Vittoria sentía un irónico placer en su fuero interno. Sabía que la cantidad asombraría hasta al gran Maximilian Kohler. Recreó en su mente la antimateria almacenada. Una visión increíble. Suspendida dentro de la trampa, perfectamente visible a simple vista, bailaba una diminuta esfera de antimateria. No era una partícula microscópica. Era una gota del tamaño de un balín para escopeta de aire comprimido.
Vittoria respiró hondo.
—Un cuarto de gramo.
Kohler palideció.
—¡Cómo! —Se puso a toser—. ¿Un cuarto de gramo? ¡Eso equivale a... casi cinco kilotones!
Kilotones.
Vittoria detestaba la palabra. Su padre y ella nunca la empleaban. Un kilotón equivalía a mil toneladas métricas de TNT. Los kilotones se utilizaban en armamento. Carga explosiva. Poder destructivo. Su padre y ella hablaban de voltios y julios electrónicos: potencia de energía constructiva.
—¡Esa cantidad de antimateria podría destruir todo lo contenido en un radio de un kilómetro! —exclamó Kohler.
—Sí, si se aniquilara toda a la vez —replicó Vittoria—, ¡cosa que nadie haría jamás!
—Excepto alguien con pocos conocimientos. ¡O si tu fuente de energía fallara!

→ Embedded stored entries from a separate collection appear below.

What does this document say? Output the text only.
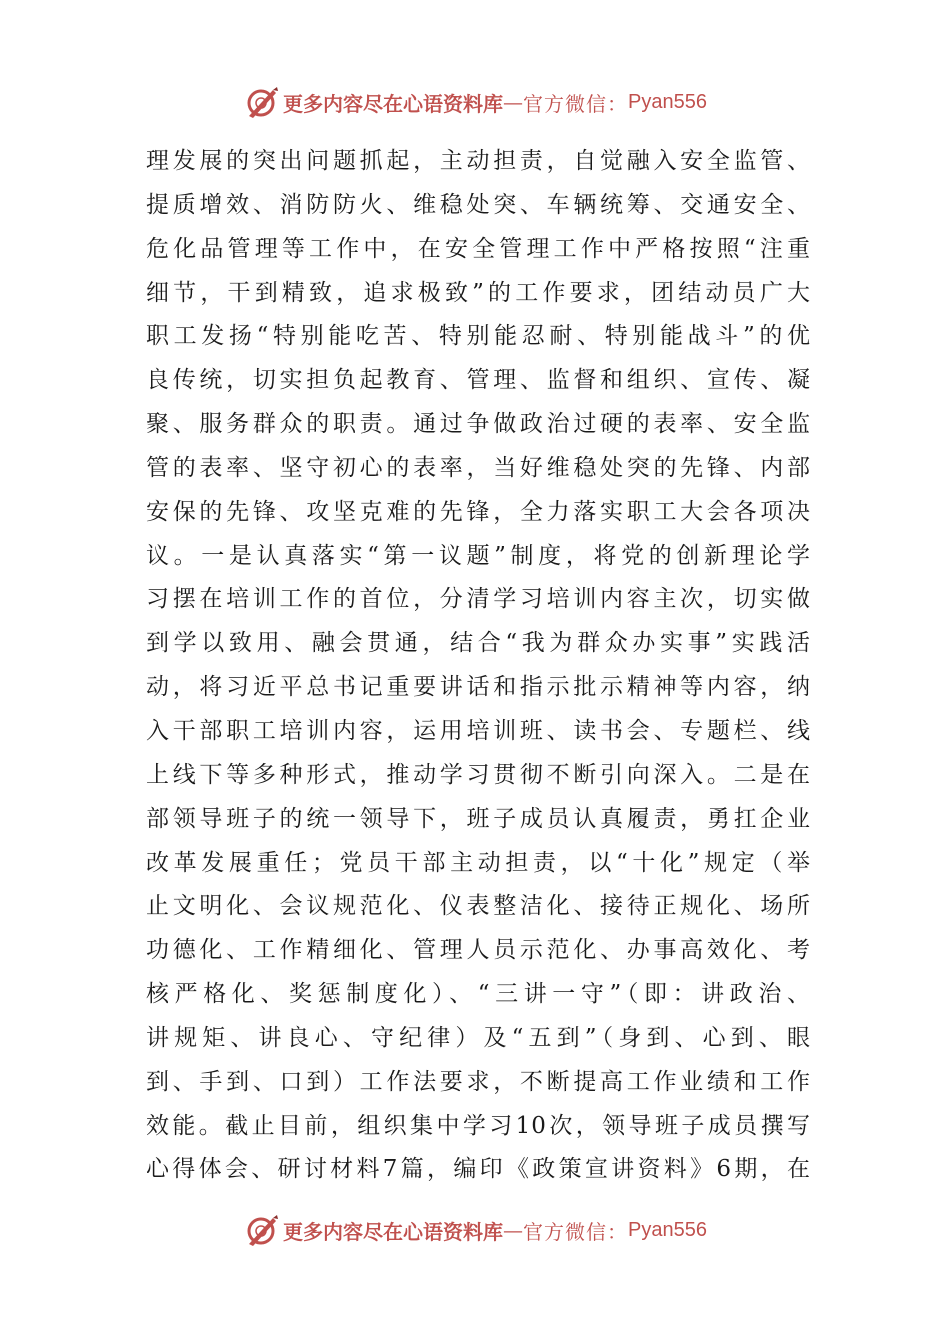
更多内容尽在心语资料库 — 官方微信： Pyan556
理发展的突出问题抓起，主动担责，自觉融入安全监管、
提质增效、消防防火、维稳处突、车辆统筹、交通安全、
危化品管理等工作中，在安全管理工作中严格按照“注重
细节，干到精致，追求极致”的工作要求，团结动员广大
职工发扬“特别能吃苦、特别能忍耐、特别能战斗”的优
良传统，切实担负起教育、管理、监督和组织、宣传、凝
聚、服务群众的职责。通过争做政治过硬的表率、安全监
管的表率、坚守初心的表率，当好维稳处突的先锋、内部
安保的先锋、攻坚克难的先锋，全力落实职工大会各项决
议。一是认真落实“第一议题”制度，将党的创新理论学
习摆在培训工作的首位，分清学习培训内容主次，切实做
到学以致用、融会贯通，结合“我为群众办实事”实践活
动，将习近平总书记重要讲话和指示批示精神等内容，纳
入干部职工培训内容，运用培训班、读书会、专题栏、线
上线下等多种形式，推动学习贯彻不断引向深入。二是在
部领导班子的统一领导下，班子成员认真履责，勇扛企业
改革发展重任；党员干部主动担责，以“十化”规定（举
止文明化、会议规范化、仪表整洁化、接待正规化、场所
功德化、工作精细化、管理人员示范化、办事高效化、考
核严格化、奖惩制度化）、“三讲一守”（即：讲政治、
讲规矩、讲良心、守纪律）及“五到”（身到、心到、眼
到、手到、口到）工作法要求，不断提高工作业绩和工作
效能。截止目前，组织集中学习10次，领导班子成员撰写
心得体会、研讨材料7篇，编印《政策宣讲资料》6期，在
更多内容尽在心语资料库 — 官方微信： Pyan556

Kohler ya se estaba encaminando hacia el montacargas.
—Por eso mi padre la guardó en Materiales Peligrosos con todo tipo de precauciones.
Kohler se volvió con expresión esperanzada.
—¿Hay sistemas de seguridad complementarios en Materiales Peligrosos?
—Sí. Un segundo lector de retina.
Kohler sólo dijo dos palabras.
—Abajo. Ya.
···
El montacargas descendió como una piedra.
Veinticinco metros más abajo.
Vittoria estaba segura de que presentía miedo en ambos hombres mientras el montacargas bajaba. El rostro de Kohler, por lo general carente de emociones, estaba tirante.
Sé que la muestra es enorme,
pensó Vittoria,
pero las precauciones que hemos tomado son...
El montacargas se detuvo y luego se abrió, y Vittoria los precedió por el corredor apenas iluminado. Más adelante, el pasillo terminaba en una enorme puerta de acero MATPEL. El lector retiniano que había junto a la puerta era idéntico al de arriba. La joven se acercó. Aplicó su ojo a la lente.
Retrocedió. Algo pasaba. La lente, siempre impoluta, estaba manchada, manchada de algo parecido a...
¿sangre?
Confusa, se volvió hacia los dos hombres, pero sólo vio dos rostros empalidecidos, con los ojos clavados en el suelo, muy cerca de sus pies.
Vittoria siguió su mirada.
—¡No! —gritó Langdon, y extendió la mano en su dirección. Pero ya era demasiado tarde.
La vista de Vittoria se clavó en el objeto del suelo. Le resultó desconocido y muy familiar al mismo tiempo.
Sólo necesitó un instante.
Después, horrorizada, cayó en la cuenta. Mirándola desde el suelo, como restos de basura desechados, había un ojo. Habría reconocido aquel tono avellana en cualquier parte.
El técnico de seguridad contuvo el aliento cuando su comandante se inclinó por detrás de él, estudiando la hilera de monitores. Transcurrió un minuto.
El silencio del comandante era de esperar, se dijo el técnico. El comandante era un hombre adicto al protocolo más inflexible. No había obtenido el mando de una de las fuerzas de seguridad de élite mundiales hablando primero y pensando después.
Pero ¿qué está pensando?
El objeto que estaban observando en el monitor era una especie de contenedor, de paredes transparentes. Eso era sencillo. Lo difícil era el resto. Dentro del contenedor, como por obra de algún efecto especial, una pequeña gota de metal líquido parecía flotar en el aire. La gota aparecía y desaparecía en el rítmico parpadeo rojo de una pantalla de cristal líquido, la cual desgranaba una cuenta atrás incesante que provocaba escalofríos al técnico.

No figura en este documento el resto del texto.